Calderon-Ramirez Saul, Yang Shengxiang, Moemeni Armaghan, Elizondo David, Colreavy-Donnelly Simon, Chavarría-Estrada Luis Fernando, Molina-Cabello Miguel A
Centre for Computational Intelligence (CCI), De Montfort University, United Kingdom.
Instituto Tecnologico de Costa Rica, Costa Rica.
Appl Soft Comput. 2021 Nov;111:107692. doi: 10.1016/j.asoc.2021.107692. Epub 2021 Jul 13.
A key factor in the fight against viral diseases such as the coronavirus (COVID-19) is the identification of virus carriers as early and quickly as possible, in a cheap and efficient manner. The application of deep learning for image classification of chest X-ray images of COVID-19 patients could become a useful pre-diagnostic detection methodology.
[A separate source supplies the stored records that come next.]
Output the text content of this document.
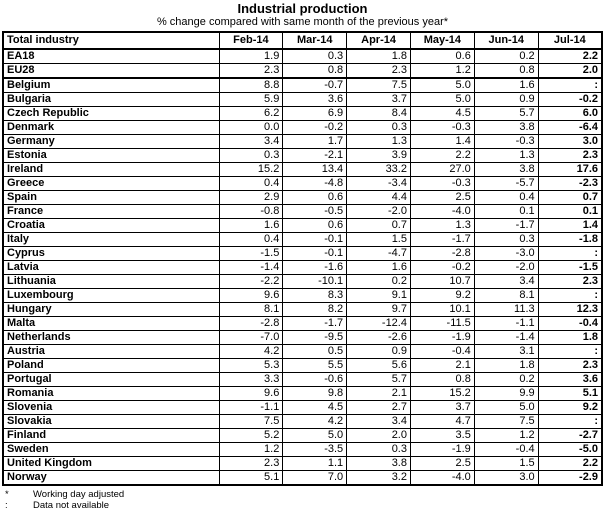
Industrial production
% change compared with same month of the previous year*
Total industry	Feb-14	Mar-14	Apr-14	May-14	Jun-14	Jul-14
EA18	1.9	0.3	1.8	0.6	0.2	2.2
EU28	2.3	0.8	2.3	1.2	0.8	2.0
Belgium	8.8	-0.7	7.5	5.0	1.6	:
Bulgaria	5.9	3.6	3.7	5.0	0.9	-0.2
Czech Republic	6.2	6.9	8.4	4.5	5.7	6.0
Denmark	0.0	-0.2	0.3	-0.3	3.8	-6.4
Germany	3.4	1.7	1.3	1.4	-0.3	3.0
Estonia	0.3	-2.1	3.9	2.2	1.3	2.3
Ireland	15.2	13.4	33.2	27.0	3.8	17.6
Greece	0.4	-4.8	-3.4	-0.3	-5.7	-2.3
Spain	2.9	0.6	4.4	2.5	0.4	0.7
France	-0.8	-0.5	-2.0	-4.0	0.1	0.1
Croatia	1.6	0.6	0.7	1.3	-1.7	1.4
Italy	0.4	-0.1	1.5	-1.7	0.3	-1.8
Cyprus	-1.5	-0.1	-4.7	-2.8	-3.0	:
Latvia	-1.4	-1.6	1.6	-0.2	-2.0	-1.5
Lithuania	-2.2	-10.1	0.2	10.7	3.4	2.3
Luxembourg	9.6	8.3	9.1	9.2	8.1	:
Hungary	8.1	8.2	9.7	10.1	11.3	12.3
Malta	-2.8	-1.7	-12.4	-11.5	-1.1	-0.4
Netherlands	-7.0	-9.5	-2.6	-1.9	-1.4	1.8
Austria	4.2	0.5	0.9	-0.4	3.1	:
Poland	5.3	5.5	5.6	2.1	1.8	2.3
Portugal	3.3	-0.6	5.7	0.8	0.2	3.6
Romania	9.6	9.8	2.1	15.2	9.9	5.1
Slovenia	-1.1	4.5	2.7	3.7	5.0	9.2
Slovakia	7.5	4.2	3.4	4.7	7.5	:
Finland	5.2	5.0	2.0	3.5	1.2	-2.7
Sweden	1.2	-3.5	0.3	-1.9	-0.4	-5.0
United Kingdom	2.3	1.1	3.8	2.5	1.5	2.2
Norway	5.1	7.0	3.2	-4.0	3.0	-2.9
*	Working day adjusted
:	Data not available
However, deep learning architectures require large labelled datasets. This is often a limitation when the subject of research is relatively new as in the case of the virus outbreak, where dealing with small labelled datasets is a challenge. Moreover, in such context, the datasets are also highly imbalanced, with few observations from positive cases of the new disease. In this work we evaluate the performance of the semi-supervised deep learning architecture known as MixMatch with a very limited number of labelled observations and highly imbalanced labelled datasets. We demonstrate the critical impact of data imbalance to the model's accuracy. Therefore, we propose a simple approach for correcting data imbalance, by re-weighting each observation in the loss function, giving a higher weight to the observations corresponding to the under-represented class. For unlabelled observations, we use the pseudo and augmented labels calculated by MixMatch to choose the appropriate weight. The proposed method improved classification accuracy by up to 18%, with respect to the non balanced MixMatch algorithm. We tested our proposed approach with several available datasets using 10, 15 and 20 labelled observations, for binary classification (COVID-19 positive and normal cases). For multi-class classification (COVID-19 positive, pneumonia and normal cases), we tested 30, 50, 70 and 90 labelled observations. Additionally, a new dataset is included among the tested datasets, composed of chest X-ray images of Costa Rican adult patients.
对抗冠状病毒(COVID-19)等病毒性疾病的一个关键因素是以低成本、高效率尽早且快速地识别病毒携带者。将深度学习应用于COVID-19患者胸部X光图像的分类,可能会成为一种有用的预诊断检测方法。然而,深度学习架构需要大量带标签的数据集。当研究对象相对较新时,比如在病毒爆发的情况下,这往往是一个限制,因为处理小的带标签数据集是一项挑战。此外,在这种情况下,数据集也高度不平衡,新疾病阳性病例的观测数据很少。在这项工作中,我们评估了一种名为MixMatch的半监督深度学习架构在标记观测数量非常有限且标记数据集高度不平衡的情况下的性能。我们展示了数据不平衡对模型准确性的关键影响。因此,我们提出了一种简单的方法来纠正数据不平衡,即在损失函数中对每个观测重新加权,对代表不足的类别对应的观测赋予更高的权重。对于未标记的观测,我们使用MixMatch计算的伪标签和增强标签来选择合适的权重。相对于非平衡的MixMatch算法,所提出的方法将分类准确率提高了高达18%。我们使用10、15和20个标记观测对我们提出的方法在几个可用数据集上进行了测试,用于二分类(COVID-19阳性和正常病例)。对于多分类(COVID-19阳性、肺炎和正常病例),我们测试了30、50、70和90个标记观测。此外,在测试数据集中还包括了一个新的数据集,该数据集由哥斯达黎加成年患者的胸部X光图像组成。